Église et politique : le problème du système
Le Front national a été au cœur de l’actualité de la rentrée politique. D’abord par l’éviction de Jean-Marie Le Pen et, ensuite, par la polémique déclenchée par l’accueil de Marion Maréchal-Le Pen, député de ce parti, à l’Université d’été de la Sainte-Baume organisée par le diocèse de Fréjus-Toulon dont l’évêque est Mgr Dominique Rey. Face à cet évènement, le porte-parole de la Conférence épiscopale a fait savoir que le programme du Front national restait contraire à l’Évangile. À vrai dire, rien de bien nouveau dans ce dernier épisode des réactions du noyau dirigeant de l’épiscopat français.
La nouveauté se situe bien dans la normalisation du Front national au sein du système politique français. Courageusement, Mgr Rey a montré que l’Église ne pouvait rester sourde à ce que représente ce parti, quitte à apporter les corrections nécessaires lors du dialogue entamé.

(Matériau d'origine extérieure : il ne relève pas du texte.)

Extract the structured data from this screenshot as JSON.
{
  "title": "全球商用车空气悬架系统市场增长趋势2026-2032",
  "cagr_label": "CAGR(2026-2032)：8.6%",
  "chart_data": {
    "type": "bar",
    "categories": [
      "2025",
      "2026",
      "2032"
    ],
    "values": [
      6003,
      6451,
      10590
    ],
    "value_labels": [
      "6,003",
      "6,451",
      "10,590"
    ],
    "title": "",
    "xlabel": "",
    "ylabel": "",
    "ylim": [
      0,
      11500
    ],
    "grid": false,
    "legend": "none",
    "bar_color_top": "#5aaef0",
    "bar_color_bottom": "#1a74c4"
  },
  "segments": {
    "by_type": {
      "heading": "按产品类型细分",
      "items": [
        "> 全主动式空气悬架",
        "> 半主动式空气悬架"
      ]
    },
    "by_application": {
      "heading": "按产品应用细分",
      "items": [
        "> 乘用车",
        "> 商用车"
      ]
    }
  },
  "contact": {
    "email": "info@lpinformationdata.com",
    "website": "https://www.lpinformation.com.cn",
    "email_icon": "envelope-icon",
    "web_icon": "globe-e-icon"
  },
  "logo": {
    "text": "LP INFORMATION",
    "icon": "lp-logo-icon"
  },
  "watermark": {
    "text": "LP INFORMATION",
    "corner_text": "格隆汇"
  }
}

Malheureusement, le problème de fond ne se situe pas là où le porte-parole de la Conférence épiscopale croit le voir encore. Aujourd’hui, aucun parti politique français ne peut être déclaré totalement conforme à la doctrine de l’Église, ne serait-ce qu’au regard de la question de l’avortement et, plus largement, de la famille. Plus profondément encore, aucun responsable de l’Église en France ne s’interroge vraiment sur la perversité consubstantielle au système politique, fondé sur la modernité, laquelle, dans sa version tardive, favorise une conception de l’homme et de la société ainsi que des comportements radicalement contraires à la loi naturelle et à la Révélation. À ce titre, l’accueil par Mgr Rey de Marion Maréchal-
Le Pen est peut-être une bonne chose dans le cadre de l’action pastorale de l’évêque, y compris dans sa dimension politique, mais il reste un épiphénomène. Ce changement d’attitude à l’égard du Front national ne change pas la nature profonde du problème : la réaction des catholiques face à un système moral, culturel, politique, économique et financier qui bloque résolument la poursuite du bien commun.
Au-delà des sophismes
À ce titre, le combat enclenché actuellement au sein de l’Église pour la défense du mariage et de la famille est d’une importance capitale. Les sophismes courent allègrement pour désarmer ceux qui entendent défendre la doctrine traditionnelle. On les accuse d’être opposés au Pape François alors que celui-ci a lui-même désiré la forme du débat pour préparer le prochain Synode sur la famille. Or, qui dit débat implique évidemment échanges contradictoires et parole laissée aussi à ceux qui ne vont pas dans le sens du vent, dont Gustave Thibon disait très justement que c’est une ambition de feuilles mortes.
Le piège conceptuel de l’opposition à la miséricorde fonctionne également très bien. Dans un livre à paraître, dont nous publions plusieurs extraits dans notre dossier, onze cardinaux rappellent la profonde réalité de la vraie miséricorde et de son lien intrinsèque avec la reconnaissance par le pécheur de sa faute. Nous reviendrons dans notre prochain numéro sur ce sujet capital de la défense du mariage chrétien en évoquant un autre livre, fruit du travail international de plusieurs laïcs (1). Dans ce temps de ténèbres et de confusion, il est capital d’être éclairé par la lumière de principes vrais fidèles à la doctrine immémoriale de l’Église et non de se laisser entraîner à des considérations mondaines ou la chaleur d’une charité faussée.
La situation de la Fraternité Saint-Pie X
La notion de miséricorde est souvent au cœur de cette confusion. Dans la perspective du jubilé qui lui est consacré, le Pape François a pris plusieurs décisions. Parmi ces dernières, celle de permettre à chaque prêtre « d’absoudre du péché d’avortement », ce qui implique la levée de l’excommunication (mais le Pape n’en parle pas), réservée jusqu’ici à l’évêque. On notera ici que la miséricorde s’incarne par l’extension de la possibilité du pardon, mais que celui-ci exige toujours une vraie démarche pénitentielle de reconnaissance personnelle du péché et de contrition. L’autre mesure est la possibilité de recevoir le sacrement de pénitence des prêtres de la Fraternité Saint-Pie X pendant la durée du jubilé de la miséricorde. Au-delà de l’évènement jubilaire, cette décision montre que la volonté de régler la situation de cette Fraternité est toujours réelle à Rome et que l’évolution de son statut canonique est bien en cours, même si un long chemin reste à parcourir.
1. Sous la direction de Miguel Ayuso, président de l’Union internationale des juristes catholiques, De Matrimonio, éditions Marcial Pons, Madrid, Barcelone, Buenos Aires, São Paulo.